Scripture Reading: 2 Kings 19:14-28
After Hezekiah received the letter and read it, he went up to the Lord’s Temple and spread it out before the Lord. (2 Kings 19:14 NLT)
Can you hear and feel the threatening tone, the arrogance, the utter disdain directed toward Israel’s God in the letter from King Sennacherib of Assyria. It was enough to put a chill down your spine. It sounded like disaster was about to strike. What a dilemma!
What would King Hezekiah do? How would he react to this dilemma? Would he give in to temptation and take the deal? Let’s apply the situation to our own dilemmas! How do we deal with the dilemmas of life when they occur such as: a child who is hopelessly handicapped and can’t speak or take proper care of himself. It may be through no fault of his own, nevertheless, the burden of responsibility hangs over our heads like a cloud. We may ask, “Lord, will I ever be free of this burden? Will there ever be a time when he/she will be able to live outside the home? It is a supreme test of the depth of our love and commitment. At times, we may be tempted to throw up our hands in despair and cry out, “How long, O Lord, must I bear this burden?” I wonder, “Was that how Hezekiah felt?”

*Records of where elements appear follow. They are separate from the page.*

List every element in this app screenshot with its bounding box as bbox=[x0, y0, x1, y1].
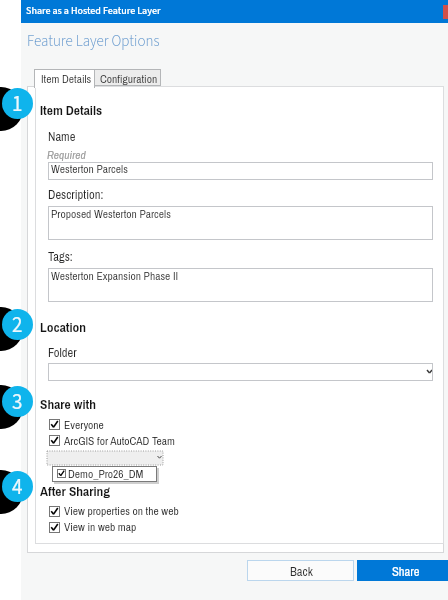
staticText: 2 bbox=[12, 310, 23, 340]
staticText: Required bbox=[47, 147, 86, 162]
staticText: View in web map bbox=[64, 519, 137, 534]
staticText: Demo_Pro26_DM bbox=[68, 466, 144, 481]
staticText: Everyone bbox=[64, 417, 104, 432]
staticText: Item Details bbox=[41, 71, 92, 86]
staticText: Westerton Parcels bbox=[51, 161, 128, 176]
button[interactable]: Group list bbox=[47, 451, 163, 465]
staticText: Westerton Expansion Phase II bbox=[51, 268, 179, 283]
button[interactable] bbox=[47, 504, 184, 519]
staticText: Share bbox=[392, 563, 420, 580]
staticText: Proposed Westerton Parcels bbox=[51, 206, 171, 221]
staticText: Share as a Hosted Feature Layer bbox=[26, 4, 161, 18]
button[interactable] bbox=[52, 466, 157, 482]
staticText: Location bbox=[40, 318, 87, 336]
staticText: After Sharing bbox=[40, 482, 111, 500]
button[interactable] bbox=[48, 162, 433, 180]
staticText: Feature Layer Options bbox=[27, 31, 160, 52]
button[interactable] bbox=[47, 417, 184, 432]
button[interactable]: Folder dropdown bbox=[48, 363, 433, 381]
staticText: ArcGIS for AutoCAD Team bbox=[64, 433, 175, 448]
staticText: 1 bbox=[12, 89, 23, 119]
staticText: Description: bbox=[48, 186, 104, 203]
staticText: Item Details bbox=[40, 101, 103, 119]
button[interactable] bbox=[247, 560, 354, 581]
button[interactable] bbox=[94, 69, 161, 86]
staticText: Name bbox=[48, 128, 76, 145]
button[interactable] bbox=[48, 268, 433, 302]
button[interactable] bbox=[357, 560, 448, 581]
staticText: 4 bbox=[12, 472, 23, 502]
staticText: Folder bbox=[48, 344, 77, 361]
button[interactable] bbox=[47, 433, 184, 448]
button[interactable] bbox=[34, 69, 95, 88]
staticText: Share with bbox=[40, 395, 96, 413]
staticText: View properties on the web bbox=[64, 503, 179, 518]
button[interactable] bbox=[47, 520, 184, 535]
staticText: 3 bbox=[12, 387, 23, 417]
staticText: Configuration bbox=[100, 71, 158, 86]
staticText: Tags: bbox=[48, 248, 73, 265]
button[interactable] bbox=[48, 206, 433, 240]
staticText: Back bbox=[290, 563, 313, 580]
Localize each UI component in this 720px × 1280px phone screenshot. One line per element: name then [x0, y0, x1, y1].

God saw the open letter full of accusations, false promises, and blasphemous words and sent a message through his prophet, Isaiah saying, “His armies (speaking of Sennacherib) will never enter Jerusalem to shoot their arrows. They will not march outside the gates with their shields and build banks of earth against its walls. For my own honor and for the sake of my servant David, I will defend it” (2 Kings 19:32,34 NLT).
The Scriptures tell us, “That night the angel of the Lord went out to the Assyrian camp and killed 185,000 Assyrian troops. When the surviving Assyrians woke up the next morning, they found corpses everywhere. Then King Sennacherib of Assyria broke camp and returned to his own land. He went home to his capital of Nineveh and stayed there.” (2 Kings 19:35-36 NLT ) Later he was killed by two of his own sons, who then escaped to Ararat.
What kind of dilemma are you facing today? Is it in a tangible form, such as a threatening letter? Is the situation taxing your faith? Are you in need of wisdom, courage, or direction? Write it on a piece of paper. Spread your open letter on the floor, and bow before the Lord in honest, pleading, persistent prayer.
Prayer: Dear Lord, you know the dilemma I face. You know that I don’t have a solution. You alone offer rescue from desperate situations. I come to you first, not as a last resort.